The original table version (the one without the new NOT NULL DEFAULT column) is not modified until a GROOM VERSIONS collapses the versions again into a single underlying table. The upside here is that the alter is fast because it doesn't require a scan/update of the existing rows. Instead it knows to provide the DEFAULT value for column that doesn't exist in the original underlying table version.
When altering a table to add a column with the NOT NULL property, the system requires a DEFAULT specification so that it knows how to represent the added column. This is required whether the table actually has any rows or not.
TESTDB.ADMIN(ADMIN)=> CREATE TABLE TEST ( NAME VARCHAR(20), AGE INT);
CREATE TABLE
TESTDB.ADMIN(ADMIN)=> insert into test values ('mine',5);
INSERT 0 1
TESTDB.ADMIN(ADMIN)=> ALTER TABLE TEST ADD COLUMN DOB VARCHAR(20) NOT NULL DEFAULT '0';
ALTER TABLE
TESTDB.ADMIN(ADMIN)=> insert into test values ('yours',50);
INSERT 0 1
TESTDB.ADMIN(ADMIN)=> select* from test;
NAME | AGE | DOB
-------+-----+-----
yours | 50 | 0
mine | 5 | 0
(2 rows)
The good news is that you can then alter the newly added column to remove that default.
TESTDB.ADMIN(ADMIN)=> ALTER TABLE TEST ALTER COLUMN DOB DROP DEFAULT;
ALTER TABLE
TESTDB.ADMIN(ADMIN)=> \d test
Table "TEST"
Attribute | Type | Modifier | Default Value
-----------+-----------------------+----------+---------------
NAME | CHARACTER VARYING(20) | |
AGE | INTEGER | |
DOB | CHARACTER VARYING(20) | NOT NULL |
Distributed on random: (round-robin)
Versions: 2
TESTDB.ADMIN(ADMIN)=> select * from test;
NAME | AGE | DOB
-------+-----+-----
yours | 50 | 0
mine | 5 | 0
(2 rows)
As a parting note, it's important to groom any versioned tables as promptly as possible in order to keep your performance from degrading over time due to the nature of versioned tables.
TESTDB.ADMIN(ADMIN)=> GROOM TABLE TEST VERSIONS;
NOTICE: Groom will not purge records deleted by transactions that started after 2015-07-27 01:32:16.

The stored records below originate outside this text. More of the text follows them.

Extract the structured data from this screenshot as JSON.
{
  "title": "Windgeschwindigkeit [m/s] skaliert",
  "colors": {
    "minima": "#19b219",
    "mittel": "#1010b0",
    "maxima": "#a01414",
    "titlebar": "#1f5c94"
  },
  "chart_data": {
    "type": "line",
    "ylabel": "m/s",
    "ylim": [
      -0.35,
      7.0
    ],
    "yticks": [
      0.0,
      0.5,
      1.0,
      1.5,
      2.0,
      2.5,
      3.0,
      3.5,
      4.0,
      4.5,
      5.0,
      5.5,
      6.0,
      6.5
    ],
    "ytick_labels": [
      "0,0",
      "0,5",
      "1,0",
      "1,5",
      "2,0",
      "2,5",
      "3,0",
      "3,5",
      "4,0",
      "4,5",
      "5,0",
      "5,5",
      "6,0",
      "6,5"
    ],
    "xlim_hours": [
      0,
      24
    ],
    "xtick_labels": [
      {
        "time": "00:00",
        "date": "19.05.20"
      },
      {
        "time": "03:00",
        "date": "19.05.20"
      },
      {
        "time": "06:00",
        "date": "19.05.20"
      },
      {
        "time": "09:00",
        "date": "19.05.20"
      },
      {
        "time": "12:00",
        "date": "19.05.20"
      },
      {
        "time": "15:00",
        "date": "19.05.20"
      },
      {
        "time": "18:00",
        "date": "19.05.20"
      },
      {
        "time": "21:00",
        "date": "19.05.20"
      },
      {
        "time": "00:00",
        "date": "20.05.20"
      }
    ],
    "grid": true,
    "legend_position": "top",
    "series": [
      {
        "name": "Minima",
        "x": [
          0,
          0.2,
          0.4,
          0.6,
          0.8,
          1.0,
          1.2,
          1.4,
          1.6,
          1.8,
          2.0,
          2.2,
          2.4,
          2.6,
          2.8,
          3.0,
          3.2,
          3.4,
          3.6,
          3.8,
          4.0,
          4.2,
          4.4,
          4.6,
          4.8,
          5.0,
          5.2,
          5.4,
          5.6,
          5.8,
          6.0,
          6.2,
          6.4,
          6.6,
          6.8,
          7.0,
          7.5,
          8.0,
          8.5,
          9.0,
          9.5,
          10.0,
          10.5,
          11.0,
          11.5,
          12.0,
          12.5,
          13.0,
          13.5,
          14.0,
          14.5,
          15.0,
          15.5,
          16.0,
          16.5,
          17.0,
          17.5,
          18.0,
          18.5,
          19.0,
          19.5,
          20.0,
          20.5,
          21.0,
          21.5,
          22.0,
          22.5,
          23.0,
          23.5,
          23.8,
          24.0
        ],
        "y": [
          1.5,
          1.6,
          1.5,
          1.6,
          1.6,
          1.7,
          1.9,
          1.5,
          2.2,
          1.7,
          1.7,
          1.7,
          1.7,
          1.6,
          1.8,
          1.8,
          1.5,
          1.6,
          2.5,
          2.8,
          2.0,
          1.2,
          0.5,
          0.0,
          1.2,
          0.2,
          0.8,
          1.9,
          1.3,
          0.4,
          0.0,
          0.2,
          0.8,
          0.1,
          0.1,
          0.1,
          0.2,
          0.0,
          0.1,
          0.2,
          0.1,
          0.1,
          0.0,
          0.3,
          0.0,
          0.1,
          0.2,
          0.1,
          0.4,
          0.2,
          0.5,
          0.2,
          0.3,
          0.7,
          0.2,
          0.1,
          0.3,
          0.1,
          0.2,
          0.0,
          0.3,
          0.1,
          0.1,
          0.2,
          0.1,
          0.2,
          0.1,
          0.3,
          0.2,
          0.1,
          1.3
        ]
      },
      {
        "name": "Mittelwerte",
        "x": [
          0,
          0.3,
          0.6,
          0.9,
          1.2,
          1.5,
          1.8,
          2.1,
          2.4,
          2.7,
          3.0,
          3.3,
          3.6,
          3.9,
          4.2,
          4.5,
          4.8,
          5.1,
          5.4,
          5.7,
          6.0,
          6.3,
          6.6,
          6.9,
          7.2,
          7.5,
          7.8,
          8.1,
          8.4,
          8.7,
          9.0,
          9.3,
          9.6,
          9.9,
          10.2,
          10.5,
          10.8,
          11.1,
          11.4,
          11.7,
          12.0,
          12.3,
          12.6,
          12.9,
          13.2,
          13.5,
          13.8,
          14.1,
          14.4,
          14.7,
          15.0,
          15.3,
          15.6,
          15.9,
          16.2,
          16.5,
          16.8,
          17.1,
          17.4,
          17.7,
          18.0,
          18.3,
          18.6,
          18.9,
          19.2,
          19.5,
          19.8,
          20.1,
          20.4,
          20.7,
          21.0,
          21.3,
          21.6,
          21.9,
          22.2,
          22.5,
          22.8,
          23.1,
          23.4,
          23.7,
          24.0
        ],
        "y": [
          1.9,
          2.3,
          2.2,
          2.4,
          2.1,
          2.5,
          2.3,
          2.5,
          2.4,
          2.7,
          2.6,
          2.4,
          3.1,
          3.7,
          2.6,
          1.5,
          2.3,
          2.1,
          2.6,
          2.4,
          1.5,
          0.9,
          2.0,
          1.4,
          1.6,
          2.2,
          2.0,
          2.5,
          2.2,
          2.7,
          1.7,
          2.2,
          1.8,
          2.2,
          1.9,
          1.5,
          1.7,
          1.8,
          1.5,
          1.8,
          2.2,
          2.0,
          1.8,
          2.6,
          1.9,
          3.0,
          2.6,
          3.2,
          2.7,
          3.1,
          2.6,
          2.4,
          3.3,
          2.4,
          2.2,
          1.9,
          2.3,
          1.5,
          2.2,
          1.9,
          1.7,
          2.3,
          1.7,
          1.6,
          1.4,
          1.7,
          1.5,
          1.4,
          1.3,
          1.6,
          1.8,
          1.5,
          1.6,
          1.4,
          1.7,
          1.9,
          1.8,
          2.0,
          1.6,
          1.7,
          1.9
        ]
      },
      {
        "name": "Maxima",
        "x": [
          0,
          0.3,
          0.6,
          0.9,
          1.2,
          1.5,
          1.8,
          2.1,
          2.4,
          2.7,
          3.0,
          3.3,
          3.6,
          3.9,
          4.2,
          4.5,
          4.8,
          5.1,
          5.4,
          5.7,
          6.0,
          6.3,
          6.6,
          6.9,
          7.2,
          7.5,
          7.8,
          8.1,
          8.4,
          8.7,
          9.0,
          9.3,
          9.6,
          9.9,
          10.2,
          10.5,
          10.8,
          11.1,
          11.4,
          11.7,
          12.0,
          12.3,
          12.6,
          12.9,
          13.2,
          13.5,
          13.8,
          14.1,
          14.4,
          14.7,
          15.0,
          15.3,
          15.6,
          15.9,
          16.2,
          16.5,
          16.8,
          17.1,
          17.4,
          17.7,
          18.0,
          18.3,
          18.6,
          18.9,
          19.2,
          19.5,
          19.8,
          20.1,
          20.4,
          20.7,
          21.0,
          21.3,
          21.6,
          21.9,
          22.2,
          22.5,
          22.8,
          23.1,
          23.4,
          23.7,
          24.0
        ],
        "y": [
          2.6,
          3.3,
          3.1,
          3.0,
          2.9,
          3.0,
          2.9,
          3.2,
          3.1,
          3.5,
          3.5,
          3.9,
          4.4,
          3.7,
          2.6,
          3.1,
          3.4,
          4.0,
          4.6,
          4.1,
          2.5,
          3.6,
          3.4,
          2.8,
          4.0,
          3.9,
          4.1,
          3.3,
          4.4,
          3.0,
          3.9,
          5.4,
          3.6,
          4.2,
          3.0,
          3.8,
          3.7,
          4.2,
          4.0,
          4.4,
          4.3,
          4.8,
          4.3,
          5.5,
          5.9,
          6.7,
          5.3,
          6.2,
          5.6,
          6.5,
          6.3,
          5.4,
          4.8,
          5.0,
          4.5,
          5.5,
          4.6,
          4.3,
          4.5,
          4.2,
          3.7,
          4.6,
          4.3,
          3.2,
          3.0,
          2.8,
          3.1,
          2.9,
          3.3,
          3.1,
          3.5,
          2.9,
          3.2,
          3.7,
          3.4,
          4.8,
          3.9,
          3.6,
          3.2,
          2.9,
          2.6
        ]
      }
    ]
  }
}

NOTICE: If this process is interrupted please either repeat GROOM VERSIONS or issue 'GENERATE STATISTICS ON "TEST"'
NOTICE: Groom processed 1 pages; purged 0 records; scan size unchanged; table size unchanged.
GROOM VERSIONS
TESTDB.ADMIN(ADMIN)=> \d test
Table "TEST"
Attribute | Type | Modifier | Default Value
-----------+-----------------------+----------+---------------
NAME | CHARACTER VARYING(20) | |
AGE | INTEGER | |
DOB | CHARACTER VARYING(20) | NOT NULL |
Distributed on random: (round-robin)
At this point the table is no longer a versioned table an all values for the NOT NULL columns are fully materialized.